This is not a chapter update. Not that anyone reads this to actually care, but there you have it. To be honest, I'm not sure how much fiction I'll put up on this page in future. I thought I could write serial fiction but I just found myself feeling obligated instead of excited, which left me hating the story and the characters, and that's not good for anyone. So this page kind of sat here doing nothing but costing me money that I can't afford.
I'm not likely to take it down though. I like that pariah silver is a URL, even if I don't do anything with it. Like I actually exist.
So I recently began the process of my transition. I had my initial paperwork session for counseling, and they'll point me in the direction of doctors soon enough. I also got stupid and came out to everyone who knows me. Which means, of course, that my doubts about the entire thing are more powerful and stomach-turning than ever. Before, if I was wrong, it would have been bad enough; I'd have to accept that the only solution I've figured for everything that's wrong with me wasn't actually a solution at all. Of course now if I'm wrong I'll have to go through that and tell everyone in my life just how wrong and fucking stupid I am. So that's fun. No pressure.
My job is going well, and horribly. I'm being promoted to assistant manager, and at the same time our work staff is being reduced to three of us who actually show up and do our jobs. Hopefully we'll get some more people soon, but that can't happen until the nonworking folks get fired. Which corporate management won't allow, because they don't want to pay unemployment. So we have to continue working like this, reducing the hours of the nonworkers so they'll feel pinched enough to quit on their own. The corporate world at its most passive-aggressive.
An apartment, of sorts, is on the horizon so I guess that's good. A little one-room thing that doesn't even technically qualify as a studio. Tiny and singular, with a bathroom shared by two other places. Oh well. It's in Capitol Hill, and it will be only mine. I can sleep in privacy, have time to myself, and cry whenever I need to.
This post shouldn't be so depressive. I wanted to write it to cheer myself up, but that isn't working. Today is a low day of low fucking days. I'm at risk of sinking back into not just my self-loathing, but hatred of everyone and everything. I can feel it around me, like I'm standing in the center of a maelstrom of my own darkness, and it wants to envelop me. Not that I dislike the idea of it, and that's the problem. I know how it feels. When you're not in the midst of a phase like that, obviously it sounds awful and destructive, and it is. But not when you're in it.
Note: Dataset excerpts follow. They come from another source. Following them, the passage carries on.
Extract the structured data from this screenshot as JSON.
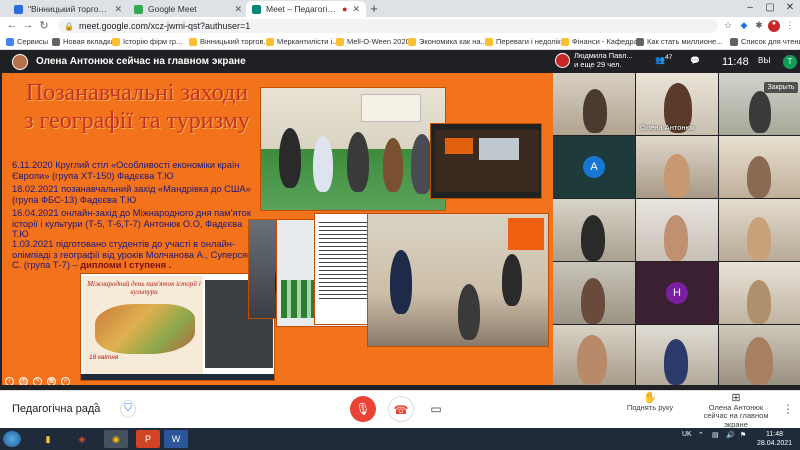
{
  "browser": {
    "tabs": [
      {
        "label": "\"Вінницький торговельно-екон...",
        "active": false
      },
      {
        "label": "Google Meet",
        "active": false
      },
      {
        "label": "Meet – Педагогічна рада",
        "active": true
      }
    ],
    "url": "meet.google.com/xcz-jwmi-qst?authuser=1",
    "bookmarks": [
      "Сервисы",
      "Новая вкладка",
      "Історію фірм гр...",
      "Вінницький торгов...",
      "Меркантилісти і...",
      "Mell-O-Ween 2020",
      "Экономика как на...",
      "Переваги і недолік...",
      "Фінанси - Кафедра...",
      "Как стать миллионе..."
    ],
    "reading_list": "Список для чтения"
  },
  "meet": {
    "presenter_banner": "Олена Антонюк сейчас на главном экране",
    "active_speaker": {
      "name": "Людмила Павл...",
      "others": "и еще 29 чел."
    },
    "participant_count": "47",
    "time": "11:48",
    "self_initial": "T",
    "close_label": "Закрыть",
    "meeting_name": "Педагогічна рада",
    "raise_hand": "Поднять руку",
    "presenting_label": "Олена Антонюк сейчас на главном экране",
    "pinned_tile_name": "Олена Антонюк",
    "avatar_letters": [
      "A",
      "H"
    ]
  },
  "slide": {
    "title": "Позанавчальні заходи з географії та туризму",
    "lines": [
      {
        "text": "6.11.2020 Круглий стіл «Особливості економіки країн Європи» (група ХТ-150) Фадєєва Т.Ю",
        "highlight": ""
      },
      {
        "text": "18.02.2021 позанавчальний захід «Мандрівка до США» (група ФБС-13) Фадєєва Т.Ю",
        "highlight": ""
      },
      {
        "text": "16.04.2021  онлайн-захід до Міжнародного дня пам'яток історії і культури (Т-5, Т-6,Т-7) Антонюк О.О, Фадєєва Т.Ю",
        "highlight": ""
      },
      {
        "text": "1.03.2021 підготовано студентів до участі в онлайн-олімпіаді з географії від уроків Молчанова А., Суперсян С. (група Т-7) – ",
        "highlight": "дипломи І ступеня ."
      }
    ],
    "map_title": "Міжнародний день пам'яток історії і культури",
    "map_date": "18 квітня"
  },
  "taskbar": {
    "lang": "UK",
    "time": "11:48",
    "date": "28.04.2021"
  },
  "colors": {
    "slide_bg": "#f3721c",
    "title_red": "#c0342a",
    "text_blue": "#1a1a80",
    "end_call_red": "#ea4335"
  }
}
I know full well that it will feel amazing. All I have to do is let it come in, let the maelstrom close in on me, and I'll be back in that place. The anger and the hate feel so good when I'm in a place like that. They really do. They give me energy when I can't bring myself to move, and they give me a kind of drive that I don't have even when I'm in a good place. I've always been disconnected from my self and my emotions, but when I'm in a place like that I can feel my hate and my anger full well. It's like being deprived of food your whole life, then someone gives you rotten meat; it's amazing just because you're eating. I don't really miss being in that place, but I can feel it pulling at me and I know the thrill of feeling my own emotions without the disconnect, the distance always there as a buffer.
I suppose I shouldn't be surprised that I'm so near this point again. It was inevitable. I've been too happy lately. At a time when I should be fully stressed--brand new job, increasing responsibility, two-to-eight-hour commute, no privacy, no autonomy--I have been happy. In a disconnected way, don't get me wrong; rarely do I ever feel anything without that fog. But I knew damn well I was happy, and I liked it. Love, and joy, and delight, and pleasure, and fun, and laughter. I came as close as I have in a long while to actually touching these emotions; they were there, and I could reach for them, closer than ever.
Then, of course, I fucked it up. It isn't gone, but I feel it slipping. I can feel this new joyous place that felt so perfect is now suddenly precarious. If I'm not careful, if I'm not at my best, I can destroy it all like I always seem to do. Which sends me into a panic of doubt and self-loathing. So I overreact, and I overreach, pushing too fast and trying too hard, just making things worse. I collapse.
Now I feel a distance again. A separation from my joy, but worse a separation from the place I found this great happiness. Unintentional, inevitable, and something I feel I can't fight. It feels like if I try, I'll just be pushing more, and it will all float away out of reach. My love, on a boat, drifting away from me as I stand helplessly on an empty dock. Because I pushed.
I don't want to take anything over. But I don't want to be just another one of many. I want to be someone who can be counted on, someone who can be turned to, someone who isn't just another. I'd never ask for that, I'd never expect it or demand it. I just hope for it. I hope that, if I don't push, the tide won't pull everything away from me.